Well, kind off. Not everything but there are some welcome changes!

!!! ALREADY AN UPDATE to what I wrote here -  see comments !!!
Update 2: 9/12/18 - promote the non-admin Secure Token holder. see comments !!!

When I wrote my previous post on Secure Tokens, I mainly focused on enabling FileVault with Configuration Profiles on 10.14.1. The main issue was that if no account on the mac had a Secure Token, the profile would fail to enable FileVault. This due to the fact the first account logging into the Mac has to be a LOCAL Administrator.

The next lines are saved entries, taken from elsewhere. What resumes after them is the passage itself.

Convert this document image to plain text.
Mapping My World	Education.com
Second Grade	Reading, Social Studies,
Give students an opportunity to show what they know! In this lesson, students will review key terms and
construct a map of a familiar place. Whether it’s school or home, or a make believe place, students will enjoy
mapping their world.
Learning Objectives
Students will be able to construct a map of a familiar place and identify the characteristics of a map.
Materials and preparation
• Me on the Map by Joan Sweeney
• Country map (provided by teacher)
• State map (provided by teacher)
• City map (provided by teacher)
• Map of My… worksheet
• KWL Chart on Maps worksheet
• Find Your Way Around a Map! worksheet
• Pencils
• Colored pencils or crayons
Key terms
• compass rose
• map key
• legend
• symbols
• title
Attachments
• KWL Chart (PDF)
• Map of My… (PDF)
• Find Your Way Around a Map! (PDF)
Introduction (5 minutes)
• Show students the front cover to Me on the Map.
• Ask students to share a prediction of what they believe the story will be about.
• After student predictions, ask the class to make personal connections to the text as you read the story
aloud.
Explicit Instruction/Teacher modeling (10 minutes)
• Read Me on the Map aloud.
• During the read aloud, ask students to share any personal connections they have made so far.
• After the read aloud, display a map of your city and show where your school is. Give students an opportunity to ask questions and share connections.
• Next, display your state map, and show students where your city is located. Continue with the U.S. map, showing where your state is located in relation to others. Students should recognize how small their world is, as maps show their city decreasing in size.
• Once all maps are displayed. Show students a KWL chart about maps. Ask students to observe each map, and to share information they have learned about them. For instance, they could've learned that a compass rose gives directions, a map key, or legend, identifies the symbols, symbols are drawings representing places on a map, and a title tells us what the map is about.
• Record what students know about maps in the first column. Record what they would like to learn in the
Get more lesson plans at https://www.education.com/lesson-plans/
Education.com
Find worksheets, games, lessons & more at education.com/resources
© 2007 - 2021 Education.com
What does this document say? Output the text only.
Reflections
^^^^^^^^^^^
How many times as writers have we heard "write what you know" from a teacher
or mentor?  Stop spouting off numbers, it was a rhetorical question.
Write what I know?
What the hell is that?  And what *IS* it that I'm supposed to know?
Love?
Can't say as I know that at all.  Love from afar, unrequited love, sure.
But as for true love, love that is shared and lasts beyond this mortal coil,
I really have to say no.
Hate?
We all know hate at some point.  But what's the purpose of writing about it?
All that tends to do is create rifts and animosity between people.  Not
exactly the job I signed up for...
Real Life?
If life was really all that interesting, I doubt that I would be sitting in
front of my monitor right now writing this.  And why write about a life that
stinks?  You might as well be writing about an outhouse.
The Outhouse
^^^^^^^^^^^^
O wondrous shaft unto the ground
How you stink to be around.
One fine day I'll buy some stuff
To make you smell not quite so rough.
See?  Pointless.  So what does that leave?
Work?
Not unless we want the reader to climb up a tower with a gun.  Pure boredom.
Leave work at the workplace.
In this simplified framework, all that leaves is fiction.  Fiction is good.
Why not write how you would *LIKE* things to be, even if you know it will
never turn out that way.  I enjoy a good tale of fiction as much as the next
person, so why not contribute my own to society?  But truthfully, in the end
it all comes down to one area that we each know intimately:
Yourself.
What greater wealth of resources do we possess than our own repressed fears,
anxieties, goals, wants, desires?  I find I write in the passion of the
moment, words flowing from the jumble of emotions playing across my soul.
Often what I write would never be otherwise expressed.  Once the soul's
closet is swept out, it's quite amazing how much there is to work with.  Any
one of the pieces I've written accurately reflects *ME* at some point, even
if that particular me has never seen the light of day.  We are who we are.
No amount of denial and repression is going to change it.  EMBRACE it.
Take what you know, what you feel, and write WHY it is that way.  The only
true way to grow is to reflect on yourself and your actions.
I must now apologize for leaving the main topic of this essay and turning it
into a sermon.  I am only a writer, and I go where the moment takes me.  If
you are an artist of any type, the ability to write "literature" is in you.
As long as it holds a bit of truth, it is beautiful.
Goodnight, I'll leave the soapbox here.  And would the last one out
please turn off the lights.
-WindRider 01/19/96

This, amongst many other FileVault related issues, caused some concerns for many Mac Sys Admins. Additional bugs on 10.14.1 seemed to make the mayhem complete, leaving many of us in a state wondering if something was expected behaviour, or “a feature”… In all fairness, there were moments where I thought I finally understood how Secure Tokens work, and other moments where I just lost all hope…

Hence my intensive search for a recommended workflow to avoid as much of the issues as possible. I ended up testing almost every scenario with different types of accounts, on both 10.14.1 and 10.14.2.

I had to wait until 10.14.2 came out of beta, but now that 10.14.2 is released, let’s see what this early Filevault Santa bring us!